Thursday, January 27, 2011

The Work Could Literally Kill Me

At least I've managed to avoid the dangerous, deadly jobs like:

* coal miner
* Green Beret
* tyrannical leader on the eve of a coup
* deli counter
* child care worker
* anything retail
* bullet quality assurance tester

Instead I push massive amounts of paper around my desk from the wee hours of the morning (11am) until late, late at night (6pm, hmm sometimes 4pm). The paper starts in pretty, colourful files on the left side of my laptop. Then I cautiously move one or two to the right of the laptop. If the paper is sharp, I'll slice a sheet across the tops of my fingertips until I cry. That sheet will get tossed into the shredder. Once I've dealt with the information on the paper lacking a killer instinct, it'll be returned to the file. That file with the completed work... is SPECIAL!

I dance like a paper cut injured loon around the room with the completed work. It's so rare! So done! My professional career is made whole!

Then I have a cup of tea (PG Tips, 3 sugars, stirred counter-clockwise). Maybe I'll look at cat videos.

After my recuperative break, it's back to the files on the left side of the laptop. Repeat the papercuts, the completions, the dancing, the tea, the cat video watching.

Finally, all the files are located on the right of the laptop and this signals the end of my professional work day.

Phew! Exhausting!

(Warning: I is plumper than this but I don't like to brag. Oh plumpity plumpness!)

There is always a Beginning


Beginnings mean a start, a new and fresh story to tell and share with innumerable complete and utter strangers. 

This is mine and it's not bad. In fact, it could be more worser.

Today I planned to:

* finish a fucking huge pile of work. There it is: sitting in front of me, begging me to hurry up and take my thumbs out of my plumb ass and get started. Instead, I headed to the internet and started a blog.

* clean my tiny, stinky apartment. There it is: as malodorous and messy as yesterday. And the day before that, truth be pulled reluctantly from me. 

* exercise: core training to be exact. It says so in my sparkpeople schedule of cardio and strength training for Thursday.
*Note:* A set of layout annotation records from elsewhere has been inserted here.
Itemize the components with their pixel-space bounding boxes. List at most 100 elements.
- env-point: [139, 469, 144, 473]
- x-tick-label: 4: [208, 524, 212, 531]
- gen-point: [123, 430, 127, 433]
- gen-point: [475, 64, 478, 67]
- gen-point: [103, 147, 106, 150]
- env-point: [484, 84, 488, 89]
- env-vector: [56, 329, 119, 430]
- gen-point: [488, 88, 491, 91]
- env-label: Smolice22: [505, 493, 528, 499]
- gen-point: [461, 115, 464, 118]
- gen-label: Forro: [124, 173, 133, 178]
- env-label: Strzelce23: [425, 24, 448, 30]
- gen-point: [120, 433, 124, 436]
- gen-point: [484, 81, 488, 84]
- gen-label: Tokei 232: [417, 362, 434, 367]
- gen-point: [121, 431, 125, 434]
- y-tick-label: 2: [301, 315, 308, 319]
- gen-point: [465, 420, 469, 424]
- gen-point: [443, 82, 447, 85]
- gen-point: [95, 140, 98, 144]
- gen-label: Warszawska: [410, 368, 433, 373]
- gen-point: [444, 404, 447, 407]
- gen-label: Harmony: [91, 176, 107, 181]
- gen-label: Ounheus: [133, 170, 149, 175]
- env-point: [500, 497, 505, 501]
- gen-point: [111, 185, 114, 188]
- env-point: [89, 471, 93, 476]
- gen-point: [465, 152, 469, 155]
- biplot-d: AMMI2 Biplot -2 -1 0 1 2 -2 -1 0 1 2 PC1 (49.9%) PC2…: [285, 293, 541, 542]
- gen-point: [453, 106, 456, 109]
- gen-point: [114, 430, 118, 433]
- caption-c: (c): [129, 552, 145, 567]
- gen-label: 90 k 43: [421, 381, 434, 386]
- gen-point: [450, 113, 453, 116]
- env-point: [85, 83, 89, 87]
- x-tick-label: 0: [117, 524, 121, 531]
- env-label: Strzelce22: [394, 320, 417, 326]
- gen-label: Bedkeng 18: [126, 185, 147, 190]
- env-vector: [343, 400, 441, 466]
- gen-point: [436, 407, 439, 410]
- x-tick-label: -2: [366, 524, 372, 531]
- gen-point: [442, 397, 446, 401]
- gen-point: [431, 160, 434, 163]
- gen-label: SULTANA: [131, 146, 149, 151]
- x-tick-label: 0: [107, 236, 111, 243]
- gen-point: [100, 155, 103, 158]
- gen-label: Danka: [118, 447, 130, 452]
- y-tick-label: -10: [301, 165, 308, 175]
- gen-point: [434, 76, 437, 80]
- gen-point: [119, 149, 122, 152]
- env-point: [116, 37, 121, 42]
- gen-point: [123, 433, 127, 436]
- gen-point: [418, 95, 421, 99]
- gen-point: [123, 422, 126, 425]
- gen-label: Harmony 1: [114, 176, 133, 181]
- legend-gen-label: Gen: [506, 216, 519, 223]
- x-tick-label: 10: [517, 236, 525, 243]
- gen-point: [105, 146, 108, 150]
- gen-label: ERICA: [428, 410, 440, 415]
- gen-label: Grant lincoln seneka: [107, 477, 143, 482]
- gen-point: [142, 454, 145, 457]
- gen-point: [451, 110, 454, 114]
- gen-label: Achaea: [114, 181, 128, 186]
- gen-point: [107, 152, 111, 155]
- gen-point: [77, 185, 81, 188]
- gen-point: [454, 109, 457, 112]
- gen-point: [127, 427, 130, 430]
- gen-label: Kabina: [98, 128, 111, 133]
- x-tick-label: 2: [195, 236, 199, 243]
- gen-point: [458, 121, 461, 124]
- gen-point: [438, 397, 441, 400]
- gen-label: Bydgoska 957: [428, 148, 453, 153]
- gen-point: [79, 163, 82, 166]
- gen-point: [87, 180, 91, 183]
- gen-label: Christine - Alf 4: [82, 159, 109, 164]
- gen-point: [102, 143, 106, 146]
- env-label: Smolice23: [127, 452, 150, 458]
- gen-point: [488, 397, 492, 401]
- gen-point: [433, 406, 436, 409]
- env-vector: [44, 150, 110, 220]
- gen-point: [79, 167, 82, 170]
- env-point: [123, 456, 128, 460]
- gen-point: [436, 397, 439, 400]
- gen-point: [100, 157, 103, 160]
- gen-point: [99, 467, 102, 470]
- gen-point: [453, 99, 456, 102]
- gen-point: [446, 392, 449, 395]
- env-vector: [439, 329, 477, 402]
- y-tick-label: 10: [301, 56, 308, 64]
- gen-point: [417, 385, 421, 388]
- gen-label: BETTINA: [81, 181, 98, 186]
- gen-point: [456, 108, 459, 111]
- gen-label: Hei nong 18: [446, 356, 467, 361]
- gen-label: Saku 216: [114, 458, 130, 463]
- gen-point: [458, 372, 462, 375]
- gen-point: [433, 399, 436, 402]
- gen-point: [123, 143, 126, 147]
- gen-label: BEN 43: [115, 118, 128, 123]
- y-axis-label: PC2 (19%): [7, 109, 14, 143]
But I was grabbed on my way to the balance ball and forced to nap by a pair of miscreant pillows! Not my fault!

* finish a fucking huge pile of work... oh, I typed that already. Poo. That was the most important part of my day.  

But, dear readers, could I claim that It Could Be More Worser? 

Pretty easy, actually. But I won't dwell on my past career in Retail Hell. Or the Pure Hate I feel for certain people in my family (Hi Absent Daddy!). Or my pathetic lack of a sex life. 

Although the odds are, I will. I will dwell in horrible, technocolour detail that will make any party animal socialite head to a far away cave and live like a hermit. Should be fun.